Pineiro knows all about Cody Parkey’s ill-fated saga and endured his own upheaval with the Raiders. He said they told him he’d be their guy for the next 10 years, only to flip him to the Bears for a seventh-round pick months later.

He became an overnight celebrity after the wild finish in Denver, then his stock slipped when he missed a 41-yarder at the end of the loss to the Chargers. That began a five-game stretch in which he missed four field goals and two extra points.

Pineiro pulled out of that slump by going 9-for-9 on field goals and extra points combined the last two weeks, and special-teams coordinator Chris Tabor is convinced that he’s unburdened by the weight of the next three games.

“He hit a little bit of a lull there and that became the story again, and he shot right out of that,” Tabor said. “He’s kicking the ball well, he has great confidence and this will be another challenge for him. I think he’s going to do great, I really do.”

Likewise, Pineiro was heartened by his resurgence and believes it’ll help him down the stretch.

“I’ve gotten mentally stronger,” he said. “Hitting a game-winner in Week 2, then you’re up here and you’re down there — it’s all a learning experience.”

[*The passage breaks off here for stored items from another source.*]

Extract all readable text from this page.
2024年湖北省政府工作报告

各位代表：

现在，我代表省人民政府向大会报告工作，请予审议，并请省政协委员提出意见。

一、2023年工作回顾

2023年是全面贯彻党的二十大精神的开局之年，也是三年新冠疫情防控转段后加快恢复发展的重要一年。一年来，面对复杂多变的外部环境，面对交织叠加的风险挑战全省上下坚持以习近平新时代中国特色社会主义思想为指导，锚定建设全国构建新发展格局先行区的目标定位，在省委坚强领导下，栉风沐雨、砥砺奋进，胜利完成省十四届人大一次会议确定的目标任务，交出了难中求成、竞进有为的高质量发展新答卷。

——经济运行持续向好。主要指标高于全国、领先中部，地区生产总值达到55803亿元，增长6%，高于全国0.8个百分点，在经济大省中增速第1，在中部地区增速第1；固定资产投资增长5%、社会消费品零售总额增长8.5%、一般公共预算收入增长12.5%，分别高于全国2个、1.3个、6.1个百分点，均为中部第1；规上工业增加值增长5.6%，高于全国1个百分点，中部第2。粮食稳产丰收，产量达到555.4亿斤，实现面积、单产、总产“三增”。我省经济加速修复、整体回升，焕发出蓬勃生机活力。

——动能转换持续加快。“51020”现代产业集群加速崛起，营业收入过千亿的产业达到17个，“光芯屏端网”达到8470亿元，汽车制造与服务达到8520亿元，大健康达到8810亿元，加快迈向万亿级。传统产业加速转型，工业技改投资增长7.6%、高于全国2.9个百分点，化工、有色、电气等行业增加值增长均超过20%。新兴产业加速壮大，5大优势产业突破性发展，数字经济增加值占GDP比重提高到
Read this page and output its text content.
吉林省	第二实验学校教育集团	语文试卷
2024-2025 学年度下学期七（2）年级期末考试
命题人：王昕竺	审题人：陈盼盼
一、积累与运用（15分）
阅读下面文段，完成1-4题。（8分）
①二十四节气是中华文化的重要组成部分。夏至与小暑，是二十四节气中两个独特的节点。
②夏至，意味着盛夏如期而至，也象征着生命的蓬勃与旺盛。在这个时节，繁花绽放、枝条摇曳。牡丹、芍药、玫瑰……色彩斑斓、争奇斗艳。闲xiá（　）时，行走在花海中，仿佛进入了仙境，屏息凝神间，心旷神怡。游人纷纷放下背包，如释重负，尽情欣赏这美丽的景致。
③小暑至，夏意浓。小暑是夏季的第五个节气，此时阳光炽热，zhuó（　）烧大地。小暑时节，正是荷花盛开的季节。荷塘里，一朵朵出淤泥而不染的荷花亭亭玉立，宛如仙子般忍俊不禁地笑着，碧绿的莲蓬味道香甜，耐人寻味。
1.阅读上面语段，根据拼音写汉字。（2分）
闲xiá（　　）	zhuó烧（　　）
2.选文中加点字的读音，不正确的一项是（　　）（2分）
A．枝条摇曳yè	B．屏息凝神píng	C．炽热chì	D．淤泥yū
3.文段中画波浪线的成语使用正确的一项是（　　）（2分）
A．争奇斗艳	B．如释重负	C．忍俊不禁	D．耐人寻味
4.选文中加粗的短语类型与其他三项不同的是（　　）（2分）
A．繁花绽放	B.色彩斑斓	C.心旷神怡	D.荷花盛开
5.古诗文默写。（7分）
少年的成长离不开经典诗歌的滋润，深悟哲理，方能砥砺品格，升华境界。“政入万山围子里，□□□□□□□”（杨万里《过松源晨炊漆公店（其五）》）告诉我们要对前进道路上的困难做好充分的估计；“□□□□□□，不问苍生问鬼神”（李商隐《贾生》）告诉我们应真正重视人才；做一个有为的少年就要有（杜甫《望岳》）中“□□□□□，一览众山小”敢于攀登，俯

As for the physical aspect of kicking at Lambeau Field, where the forecast calls for a high of 19 degrees, Pineiro has been working on cold-weather technique this week. It’s all new to a guy who grew up in South Florida.

He has picked up various tactics throughout the season, beginning with what he described as the coldest he has ever been when the Bears hosted the Saints in 54 degrees. He loads up with layers and starts warming up on the sideline earlier whenever the Bears begin approaching a potential field goal.

Under the guidance of Tabor and kicking consultant Jamie Kohl, Pineiro practiced line drives that cut the wind and got accustomed to the ball not traveling as far. It’s not ideal, but he embraces the high degree of difficulty.

“It’s what we do,” he said. “You get used to it. It’s all fun.”